I’m duly provoked by the spat underlying this post from John Ganz, whom I follow (but not enough to pay for his substack), and whom I think is always worth reading. I may have written about this before but I’m so old I’ve forgotten whether or not I did. I think I did.
The big argument is whether Trump should be labeled a fascist. I would say yes. There is some nasty sniping at personalities and imputations of bad faith that I have no part or interest in, but the political dispute is important. I can think of two different angles.
One is the labeling as a political-agitational move. I would endorse it as political rhetoric and characterize complaints on analytical grounds as pedantic wet-blankets. Trump and his following are plainly bad enough to merit the most extreme charges conceivable. To evaluate a political claim as an analytical question is a category error.
Two is the scholarly or analytical side. I’m no scholar of fascism, but in this context I think such scholarship has limited value. I keep recalling an article I appreciated in the New York Review of Books by some lady. The bit that stays with me is her statement that fascism in the 21st Century need not be a close replica of the 1930s varieties.
An argument from know-it-alls is that we don’t have fascism looming because fascism always arises in response to a robust socialist movement. This was true in the past, but so what?
Another is that the Trump himself has failed to demonstrate an intention to utterly extirpate our Constitutional order and all democratic institutions and freedoms. I think this is stupid too. One thing that seems clear about Trump and company is that they will do whatever they think they can get away with. The plan on January 6th, 2021, has been uncovered, and they came damn close to succeeding.
A friend suggested to me that a difference between fascism and mere authoritarianism is that fascism seeps into the culture and provides a basis for mobilizing masses without need of participation from law enforcement or the military. This distinction is appealing, and I would say it is in prospect.
Virginia elected a Democratic governor in 2017, Ralph Northam. Now for Virginia the successful Democrats are usually weak sauce, but in any case it provoked a huge mobilization on the right on the issue of gun rights. There were mass meetings all over the state. It was scary as hell. The Democrats were going to take our guns away. They would ban karate schools for the kids. Of course nothing of the sort happened.
In my own centrist county, the rightists succeeded in scaring away our elected school board and a good share of our county commissioners. (Fortunately, replacements stepped up and did well in last year’s elections.) This was through a combination of anonymous death threats, disrupted public proceedings, bogus investigations of liberals by our Trumpy county sheriff and state attorney-general, and a cooperative local Foxified media (WJLA, in our case a Sinclair TV outlet).
The point is that the movement on the Right is unscrupulous, vicious, and dynamic.
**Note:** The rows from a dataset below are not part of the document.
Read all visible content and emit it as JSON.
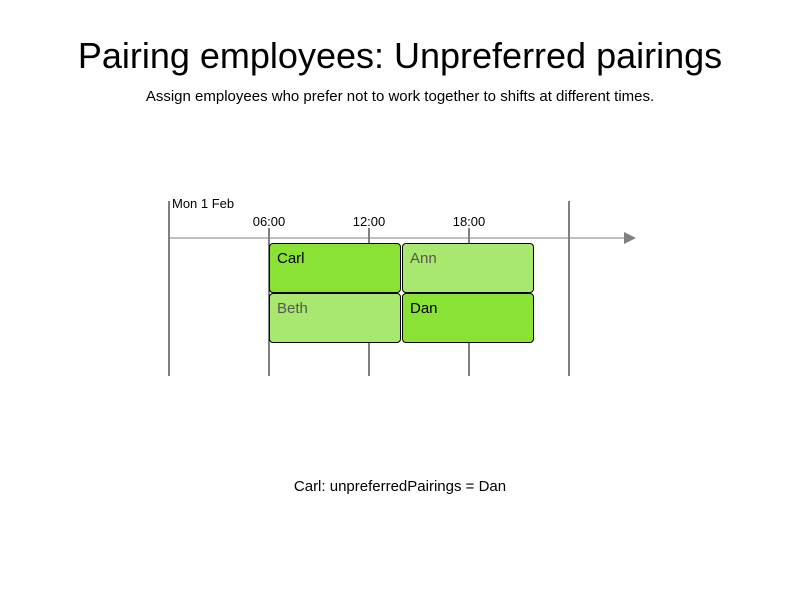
{
  "title": "Pairing employees: Unpreferred pairings",
  "subtitle": "Assign employees who prefer not to work together to shifts at different times.",
  "timeline": {
    "date_label": "Mon 1 Feb",
    "time_labels": [
      "06:00",
      "12:00",
      "18:00"
    ]
  },
  "shifts": [
    {
      "name": "Carl",
      "color": "#89e234",
      "text_color": "#000000"
    },
    {
      "name": "Ann",
      "color": "#a9e86e",
      "text_color": "#555555"
    },
    {
      "name": "Beth",
      "color": "#a9e86e",
      "text_color": "#555555"
    },
    {
      "name": "Dan",
      "color": "#89e234",
      "text_color": "#000000"
    }
  ],
  "caption": "Carl: unpreferredPairings = Dan",
  "colors": {
    "preferred_highlight": "#89e234",
    "other_shift": "#a9e86e",
    "axis": "#808080"
  }
}
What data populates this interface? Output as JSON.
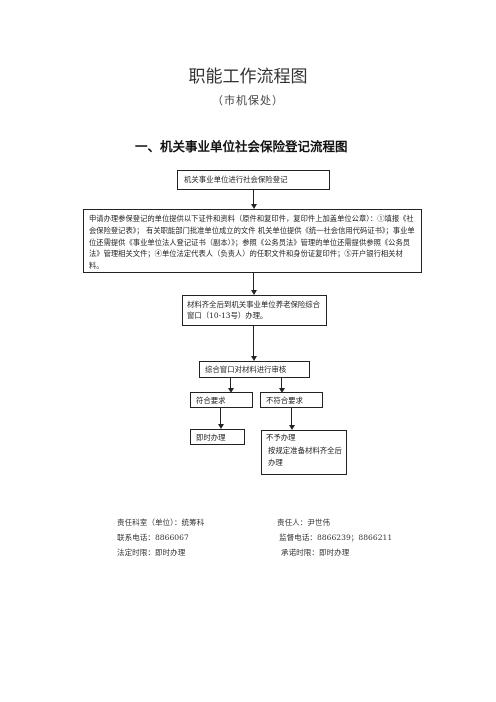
{
  "header": {
    "title": "职能工作流程图",
    "subtitle": "（市机保处）",
    "section_title": "一、机关事业单位社会保险登记流程图"
  },
  "flow": {
    "step1": "机关事业单位进行社会保险登记",
    "step2": "申请办理参保登记的单位提供以下证件和资料（原件和复印件，复印件上加盖单位公章）：①填报《社会保险登记表》；  有关职能部门批准单位成立的文件  机关单位提供《统一社会信用代码证书》；事业单位还需提供《事业单位法人登记证书（副本）》；参照《公务员法》管理的单位还需提供参照《公务员法》管理相关文件；④单位法定代表人（负责人）的任职文件和身份证复印件；⑤开户银行相关材料。",
    "step3": "材料齐全后到机关事业单位养老保险综合窗口（10-13号）办理。",
    "step4": "综合窗口对材料进行审核",
    "branch_ok": "符合要求",
    "branch_fail": "不符合要求",
    "result_ok": "即时办理",
    "result_fail": "不予办理",
    "result_fail_note": "按规定准备材料齐全后办理"
  },
  "footer": {
    "dept": "责任科室（单位）：统筹科",
    "person": "责任人：尹世伟",
    "phone": "联系电话：8866067",
    "supervise_phone": "监督电话：8866239；8866211",
    "legal_time": "法定时限：即时办理",
    "promise_time": "承诺时限：即时办理"
  }
}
It evolves. It need not resemble the formations of the 1930s. It may lose in national elections, but there is no reason to think it is going away. It is as bad as you can imagine. Yelling fascism is a proportionate response. The academic quibbling, well-informed or otherwise, is a sideshow.
Correct!
It goes to motive. If it’s not really fascism we don’t have to do anything about it. If it’s not really fascism we can continue to tolerate liberal media making their false equivalences between left and right. If it’s not really fascism we can continue to live in our elite privilege and not recognize that our indifference to the deterioration of the social safety net and most of rural America is part of the problem. If it’s not really fascism we don’t have to admit that racism still hangs over our polity like the clouds that precede the deadly storm. If it’s not really fascism we don’t have to admit that unchecked capitalism is a great danger and leftists who point to it cannot be dismissed as marginal crackpots.